Emmanuel Macron ha nombrado al centrista François Bayrou como nuevo primer ministro en un nuevo intento de superar —al menos temporalmente— la crisis política que vive el país, debida en buena parte a la actitud del propio presidente de la República. La decisión constituye una rectificación solo parcial —e insuficiente— del error de Macron al encargar la formación del anterior Ejecutivo al conservador Michel Barnier, pese a que la opción más votada de las elecciones legislativas había sido la coalición de izquierdas, las más legitimada para intentar gobernar en virtud del resultado y de la tradición institucional francesa, donde no es rara la cohabitación entre el Elíseo y Matignon.
Ministro con Miterrand, Chirac y el propio Macron, Bayrou, de 73 años, es un dirigente con fama de dialogante, algo imprescindible vista la fragmentación de la Asamblea Nacional. Sin embargo, quedan enormes dudas sobre sus posibilidades reales de operar con un mínimo de eficacia y estabilidad. El resultado de los comicios de julio sugería como perfil más adecuado el de un progresista moderado, pero Macron ha vuelto a hacer oídos sordos y los socialistas han anunciado que seguirán en la oposición.
Con esas premisas, es difícil que Bayrou logre concitar el consenso en una coyuntura nacional e internacional necesitada de que Francia cuente con una gobernanza funcional al menos durante el semestre en el que, legalmente, no es posible volver a convocar elecciones. En el plano interno, las cuentas públicas sufren un fuerte deterioro —con un déficit que supera el 6% del PIB— que, tratándose de la segunda mayor economía europea, podría terminar causando turbulencias en la zona euro.

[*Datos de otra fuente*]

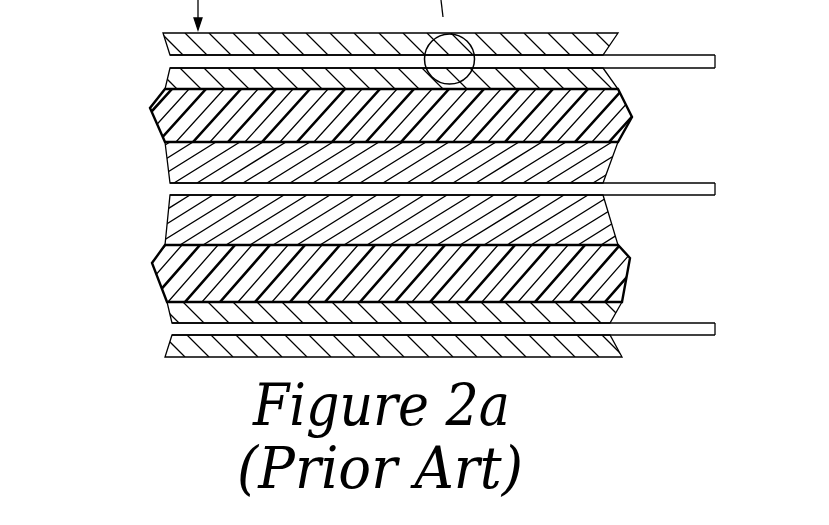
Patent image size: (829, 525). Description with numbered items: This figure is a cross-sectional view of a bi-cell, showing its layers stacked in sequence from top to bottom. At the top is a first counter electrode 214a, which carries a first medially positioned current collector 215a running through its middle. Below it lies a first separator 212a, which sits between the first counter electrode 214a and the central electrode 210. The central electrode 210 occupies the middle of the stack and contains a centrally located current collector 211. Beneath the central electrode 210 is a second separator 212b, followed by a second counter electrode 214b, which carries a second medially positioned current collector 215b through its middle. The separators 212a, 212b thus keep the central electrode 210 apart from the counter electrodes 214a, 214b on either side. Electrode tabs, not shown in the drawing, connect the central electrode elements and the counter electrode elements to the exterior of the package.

The central electrode 210 is at (184, 211).
The centrally located current collector 211 is at (668, 187).
The first separator 212a is at (160, 124).
The second separator 212b is at (167, 290).
The first counter electrode 214a is at (176, 48).
The second counter electrode 214b is at (174, 320).
The first medially positioned current collector 215a is at (700, 60).
The second medially positioned current collector 215b is at (700, 328).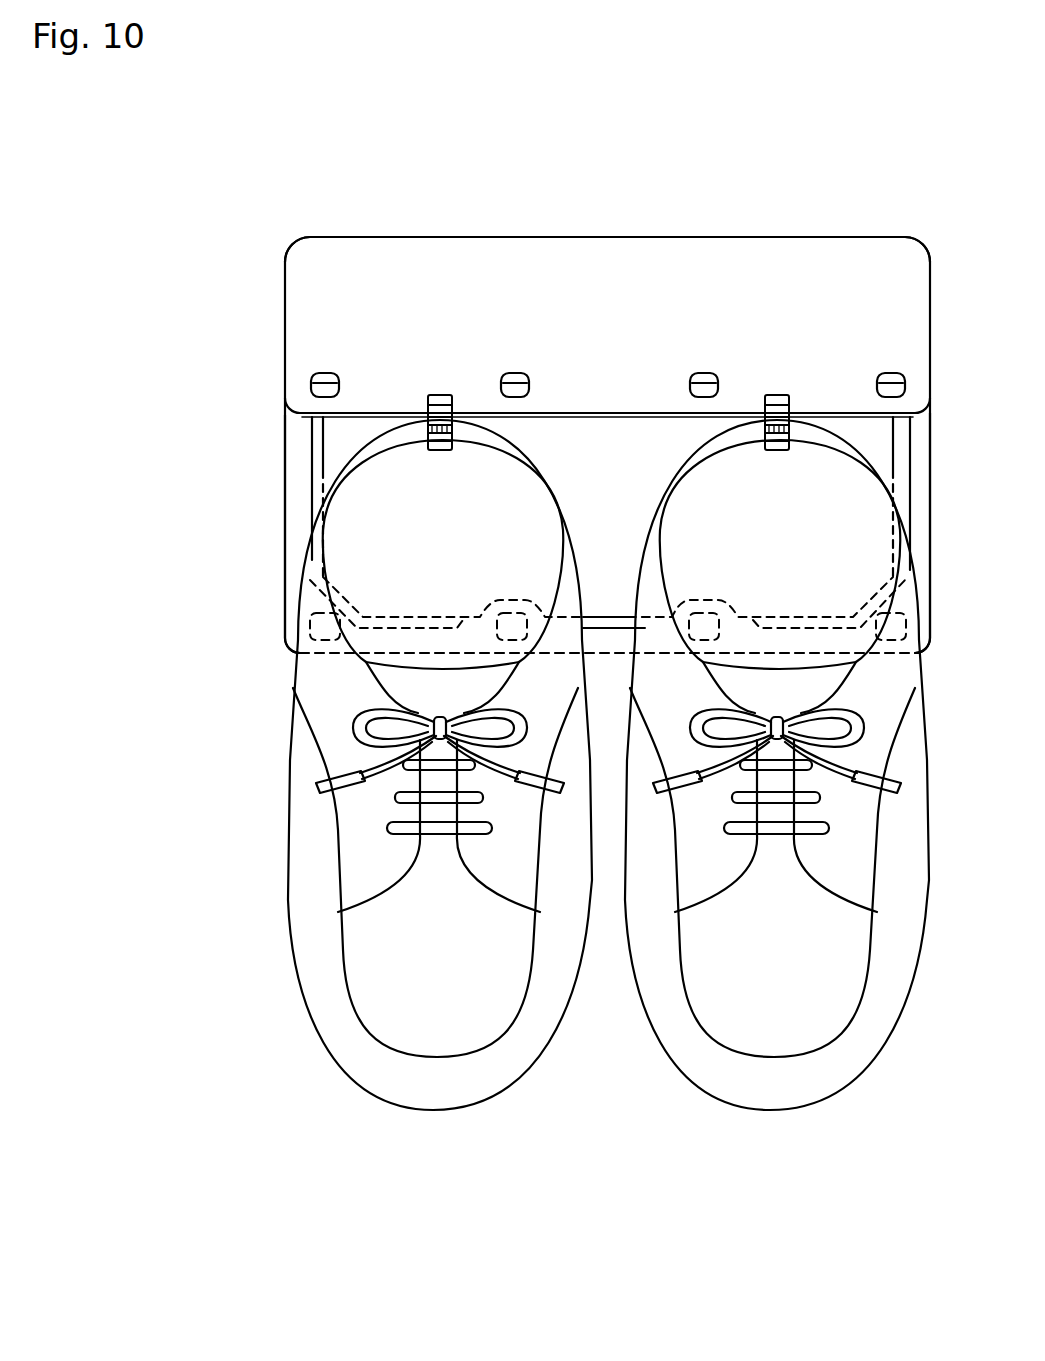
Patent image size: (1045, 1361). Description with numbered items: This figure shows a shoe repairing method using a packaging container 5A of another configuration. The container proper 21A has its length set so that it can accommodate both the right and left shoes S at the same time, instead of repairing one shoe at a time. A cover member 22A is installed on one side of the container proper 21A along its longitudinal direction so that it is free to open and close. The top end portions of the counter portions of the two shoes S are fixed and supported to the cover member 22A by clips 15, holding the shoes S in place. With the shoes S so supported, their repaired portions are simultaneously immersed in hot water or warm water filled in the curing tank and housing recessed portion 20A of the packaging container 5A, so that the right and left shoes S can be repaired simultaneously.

The packaging container 5A is at (655, 212).
The cover member 22A is at (513, 250).
The container proper 21A is at (267, 544).
The curing tank and housing recessed portion 20A is at (645, 479).
The clip 15 is at (440, 395).
The shoe S is at (381, 1130).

En este escenario, lo deseable es que los principales actores —empezando por el presidente, que no puede aferrarse a la soberbia cesarista de pretender que todo su legado legislativo permanezca intacto— aparquen las posiciones maximalistas para recuperar el espíritu del frente republicano que frenó el ascenso ultra. Aunque Macron lo traicionara nombrando a Barnier, lo que de facto suponía dar la llave de la gobernabilidad a Marine Le Pen.

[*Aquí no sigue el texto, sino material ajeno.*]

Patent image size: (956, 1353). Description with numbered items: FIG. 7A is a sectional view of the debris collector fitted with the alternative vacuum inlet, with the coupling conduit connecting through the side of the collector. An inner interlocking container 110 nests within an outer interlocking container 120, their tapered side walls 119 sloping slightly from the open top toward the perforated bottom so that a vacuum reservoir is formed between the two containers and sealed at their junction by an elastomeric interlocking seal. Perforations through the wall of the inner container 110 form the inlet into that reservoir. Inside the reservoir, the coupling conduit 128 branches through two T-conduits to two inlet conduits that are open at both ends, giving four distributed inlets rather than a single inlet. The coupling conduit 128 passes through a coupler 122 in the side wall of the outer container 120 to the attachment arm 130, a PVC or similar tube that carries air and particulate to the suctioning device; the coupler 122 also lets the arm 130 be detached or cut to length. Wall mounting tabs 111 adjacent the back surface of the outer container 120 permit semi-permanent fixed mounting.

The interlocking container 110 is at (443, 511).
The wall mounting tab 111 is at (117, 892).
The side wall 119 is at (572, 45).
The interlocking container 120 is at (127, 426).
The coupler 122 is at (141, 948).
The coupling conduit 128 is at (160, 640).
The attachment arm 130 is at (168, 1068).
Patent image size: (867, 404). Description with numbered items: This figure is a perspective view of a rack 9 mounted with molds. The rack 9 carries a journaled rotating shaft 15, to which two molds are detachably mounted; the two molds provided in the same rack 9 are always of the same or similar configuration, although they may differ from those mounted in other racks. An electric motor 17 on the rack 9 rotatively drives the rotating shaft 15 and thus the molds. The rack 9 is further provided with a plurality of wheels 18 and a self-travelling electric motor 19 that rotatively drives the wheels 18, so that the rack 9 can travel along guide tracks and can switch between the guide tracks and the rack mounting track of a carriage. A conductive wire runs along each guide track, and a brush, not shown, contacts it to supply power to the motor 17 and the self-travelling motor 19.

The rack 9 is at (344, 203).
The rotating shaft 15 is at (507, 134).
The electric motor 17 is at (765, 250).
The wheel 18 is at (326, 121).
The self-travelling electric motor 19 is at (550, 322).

Bayrou es una elección más que discutible, pero, por el bien de Francia y la UE, debe intentar gobernar teniendo en cuenta que el bloque progresista quedó primero en las urnas. Esto supone no solo evitar toda tentación de contentar a la extrema derecha asumiendo sus políticas, sino también plantear medidas que puedan granjearle el apoyo, siquiera puntual, de los sectores más constructivos y responsables del frente progresista. Los miembros de esa coalición, a su vez, deben contribuir al diálogo sin olvidar que, si bien resultó la más votada, se quedó a un centenar de escaños de la mayoría absoluta. Finalmente, es responsabilidad de la derecha tradicional comprender que si torpedea ese giro —que responde al resultado electoral— no hará más que prolongar la enorme crisis política de Francia.